В чем он был убежден? Ответ на этот вопрос легко найти в его книгах, его политических выступлениях, его речах. Или же этот ответ недостаточно полон? Он был убежден в том, что капитализм в конце концов разрушит человека — или будет свергнут. У него не было иллюзий по части того, как безжалостен правящий класс повсюду. Он понимал, что у нас нет модели социализма. Его впечатляло и сильно интересовало то, что происходит в Китае, но в китайскую модель он не верил. Мы снова вынуждены предлагать ту или иную идеологию, говорил он, вот что плохо.
Мы дошли до конца сада, до небольшой лужайки, окруженной кустами и ивами. Тут он имел обыкновение лежать, разговаривая и оживленно жестикулируя: перебирал пальцами, выбрасывал перед собой и подтягивал к себе руки — словно в буквальном смысле снимал пелену с глаз слушателей. Когда он говорил, плечи его подавались вперед, следуя за руками; когда слушал, голова наклонялась вперед, следуя за словами говорящего. (Он знал, под каким в точности углом установить спинку шезлонга.)
Теперь та же лужайка, с которой шезлонги убрали и свалили кучей в сарае, подавляет своей вопиющей пустотой. Пройти по ней, не вздрогнув, куда труднее, чем было отогнуть простыню и смотреть на его лицо, снова и снова. Русские православные говорят, что душа усопшего остается в знакомом ему окружении сорок дней. Возможно, это поверье основано на довольно точном наблюдении за стадиями скорби. Как бы то ни было, мне трудно поверить, что, зайди сейчас в сад совершенно посторонний человек, он не заметил бы, как вопиюще пуста лужайка под ивой, окруженная кустами, словно заброшенный дом, что вот-вот превратится в развалину. Пустоту ее можно пощупать. И все-таки нельзя.

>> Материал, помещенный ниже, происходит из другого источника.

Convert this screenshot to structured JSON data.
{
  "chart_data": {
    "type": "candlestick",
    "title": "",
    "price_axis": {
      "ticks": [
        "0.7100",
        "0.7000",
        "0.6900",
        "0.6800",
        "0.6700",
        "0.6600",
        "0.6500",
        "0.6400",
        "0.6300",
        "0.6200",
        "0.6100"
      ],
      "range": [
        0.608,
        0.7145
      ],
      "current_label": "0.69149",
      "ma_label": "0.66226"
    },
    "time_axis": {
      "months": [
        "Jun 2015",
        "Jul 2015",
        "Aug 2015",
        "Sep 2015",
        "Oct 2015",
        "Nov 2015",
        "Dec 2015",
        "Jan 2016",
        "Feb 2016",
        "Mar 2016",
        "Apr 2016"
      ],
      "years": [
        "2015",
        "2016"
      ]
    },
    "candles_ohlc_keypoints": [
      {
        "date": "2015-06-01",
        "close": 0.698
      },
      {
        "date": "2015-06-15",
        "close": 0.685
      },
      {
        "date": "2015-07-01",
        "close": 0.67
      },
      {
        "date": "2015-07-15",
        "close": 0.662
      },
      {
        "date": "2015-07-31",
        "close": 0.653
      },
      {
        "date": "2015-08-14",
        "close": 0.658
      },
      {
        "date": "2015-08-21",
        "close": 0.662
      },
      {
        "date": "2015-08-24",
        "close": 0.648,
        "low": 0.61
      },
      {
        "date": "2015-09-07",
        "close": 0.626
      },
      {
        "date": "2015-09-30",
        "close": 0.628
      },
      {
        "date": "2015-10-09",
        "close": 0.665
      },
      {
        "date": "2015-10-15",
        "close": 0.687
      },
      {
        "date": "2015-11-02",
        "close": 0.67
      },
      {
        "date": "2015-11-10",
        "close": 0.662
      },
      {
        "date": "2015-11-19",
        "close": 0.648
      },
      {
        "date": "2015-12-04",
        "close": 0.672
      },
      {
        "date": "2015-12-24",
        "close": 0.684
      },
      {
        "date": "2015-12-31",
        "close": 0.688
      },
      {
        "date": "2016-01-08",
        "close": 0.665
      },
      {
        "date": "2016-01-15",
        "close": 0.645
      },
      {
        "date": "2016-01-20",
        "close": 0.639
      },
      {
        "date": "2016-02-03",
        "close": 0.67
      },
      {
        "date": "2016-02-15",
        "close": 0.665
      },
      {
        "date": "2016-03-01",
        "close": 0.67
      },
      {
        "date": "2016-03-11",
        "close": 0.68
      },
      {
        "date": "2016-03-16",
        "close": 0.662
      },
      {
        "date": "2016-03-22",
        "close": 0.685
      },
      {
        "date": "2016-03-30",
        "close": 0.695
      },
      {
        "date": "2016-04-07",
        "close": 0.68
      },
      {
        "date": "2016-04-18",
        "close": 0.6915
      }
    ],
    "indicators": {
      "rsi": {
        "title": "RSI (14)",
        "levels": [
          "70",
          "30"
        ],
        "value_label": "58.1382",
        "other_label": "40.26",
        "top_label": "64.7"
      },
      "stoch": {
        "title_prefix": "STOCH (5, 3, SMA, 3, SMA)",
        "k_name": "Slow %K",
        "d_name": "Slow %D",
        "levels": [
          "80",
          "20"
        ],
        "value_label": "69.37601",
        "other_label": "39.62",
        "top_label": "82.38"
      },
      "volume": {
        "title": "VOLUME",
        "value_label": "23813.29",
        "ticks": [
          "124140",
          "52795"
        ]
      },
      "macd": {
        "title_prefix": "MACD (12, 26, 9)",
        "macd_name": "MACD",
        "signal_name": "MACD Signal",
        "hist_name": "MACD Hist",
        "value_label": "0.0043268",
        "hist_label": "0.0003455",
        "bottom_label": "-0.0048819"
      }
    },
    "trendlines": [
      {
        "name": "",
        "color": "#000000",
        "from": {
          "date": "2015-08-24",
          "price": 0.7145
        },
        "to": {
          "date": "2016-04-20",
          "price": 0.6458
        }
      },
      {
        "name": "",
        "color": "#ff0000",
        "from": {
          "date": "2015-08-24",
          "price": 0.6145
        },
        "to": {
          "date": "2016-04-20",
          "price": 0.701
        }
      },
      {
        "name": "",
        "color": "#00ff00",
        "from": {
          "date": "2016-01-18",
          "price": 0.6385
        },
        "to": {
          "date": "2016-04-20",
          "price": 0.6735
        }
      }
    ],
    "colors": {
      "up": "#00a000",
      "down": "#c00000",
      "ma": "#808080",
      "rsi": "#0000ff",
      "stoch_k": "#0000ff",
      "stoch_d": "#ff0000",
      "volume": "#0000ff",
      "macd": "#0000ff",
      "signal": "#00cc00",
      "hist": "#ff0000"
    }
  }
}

Уже начался дождь, так что мы пошли к нему в комнату, немного посидеть там, прежде чем отправиться обедать. Обычно мы вчетвером сидели за круглым столиком и беседовали. Иногда я сидел лицом к окну и смотрел на деревья и леса на холмах. В то утро я отметил, что, когда на окно натянута сетка от комаров, все кажется более двумерным и выстраивается соответственно. Мы слишком много значения придаем пространству, продолжал я; в персидском ковре, пожалуй, природы больше, чем в большинстве полотен-пейзажей. «Ради тебя мы сроем холмы, сдвинем в сторону деревья и повесим ковры», — сказал Эрнст. «Другие брюки, — заметила Лу, — может, наденешь, раз мы идем?» Пока он переодевался, мы продолжали беседу. «Вот, — сказал он, иронично улыбаясь по поводу только что выполненной им задачи, — так лучше?» «Очень элегантные, но ведь это та же самая пара!» — сказал я. Он засмеялся, в восторге от этой реплики. В восторге, поскольку она подчеркивала, что он переодел брюки лишь для того, чтобы угодить прихоти Лу, для него это было достаточной причиной; в восторге, поскольку несущественная разница была воспринята так, как будто ее не существовало; в восторге, поскольку здесь, заключенный целиком в крохотной шутке, присутствовал крохотный заговор против существующего.